Un sueño que sepamos todos
- Ediciones Casa de Papel
- 17 jun 2016
- 1 Min. de lectura

Al hijo se le ocurrió contar, durante la cena, un sueño recurrente. Aceptaron escucharlo; esa era una manera de cortar la rutina de la charla cotidiana sobre la desocupación, la falta de dinero y los cambios azarosos del rumbo económico del país. Sonó que estaba en la casa de su primera infancia y volvía a verse con sus amigos. La madre dijo que a ella le sucedía lo mismo, pero su sueño la llevaba al lugar en donde pasó su juventud. La hija contó que soñaba a diario con la última excursión de fin de curso junto a sus compañeras del secundario.

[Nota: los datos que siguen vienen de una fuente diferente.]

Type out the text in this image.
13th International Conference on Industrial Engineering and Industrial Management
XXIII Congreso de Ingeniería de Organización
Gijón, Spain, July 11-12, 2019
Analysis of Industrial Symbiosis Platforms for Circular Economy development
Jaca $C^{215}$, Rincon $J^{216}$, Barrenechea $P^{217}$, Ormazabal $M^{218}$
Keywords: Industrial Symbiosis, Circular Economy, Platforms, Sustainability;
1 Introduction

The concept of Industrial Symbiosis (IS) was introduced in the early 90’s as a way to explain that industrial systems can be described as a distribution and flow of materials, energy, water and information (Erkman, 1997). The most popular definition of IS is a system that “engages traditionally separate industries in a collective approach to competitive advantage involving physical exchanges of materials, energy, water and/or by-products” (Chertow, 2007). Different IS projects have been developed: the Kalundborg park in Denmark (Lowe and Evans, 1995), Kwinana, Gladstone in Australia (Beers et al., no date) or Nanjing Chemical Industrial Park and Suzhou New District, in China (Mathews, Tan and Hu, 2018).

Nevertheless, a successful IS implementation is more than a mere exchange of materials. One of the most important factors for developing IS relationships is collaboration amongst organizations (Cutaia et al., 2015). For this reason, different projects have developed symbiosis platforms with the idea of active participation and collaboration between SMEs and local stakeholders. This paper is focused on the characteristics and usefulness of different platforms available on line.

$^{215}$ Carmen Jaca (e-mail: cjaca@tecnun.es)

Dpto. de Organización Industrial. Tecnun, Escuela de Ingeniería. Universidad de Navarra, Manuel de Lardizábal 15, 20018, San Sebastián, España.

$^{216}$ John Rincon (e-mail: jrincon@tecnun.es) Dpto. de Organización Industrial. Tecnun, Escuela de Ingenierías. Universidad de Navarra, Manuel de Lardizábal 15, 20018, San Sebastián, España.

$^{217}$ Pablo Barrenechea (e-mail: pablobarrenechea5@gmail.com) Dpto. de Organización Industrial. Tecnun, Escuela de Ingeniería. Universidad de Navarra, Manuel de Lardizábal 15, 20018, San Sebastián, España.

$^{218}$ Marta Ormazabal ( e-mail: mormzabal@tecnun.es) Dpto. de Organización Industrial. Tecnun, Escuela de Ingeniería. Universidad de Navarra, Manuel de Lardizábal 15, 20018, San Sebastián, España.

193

Y el padre recordó que su sueño recurrente más habitual lo volvía a situar en un tallercito que tuvo a los veinte años. Cuando estaban levantando la mesa, la madre comentó:
—No hay nada mejor que soñar. En los sueños hacemos lo que queremos y somos lo que deseamos.
—Pero el sueño nos aísla —se quejó el padre—. Cada uno está en el suyo.
—Podríamos soñar un solo sueño, todos —dijo la hija—. De esa manera, estaríamos juntos.
—Sería fantástico —aprobó la madre.
Cada uno decidió contar lo que quería soñar, y los cuatro acordaron tener el mismo sueño. Tomaron recuerdos gratos de cada uno y armaron el delirio más hermoso que se les ocurrió. Así, la familia comenzó a vivir una nueva vida todas las noches. Soñando. Las pesadillas quedaron en el día.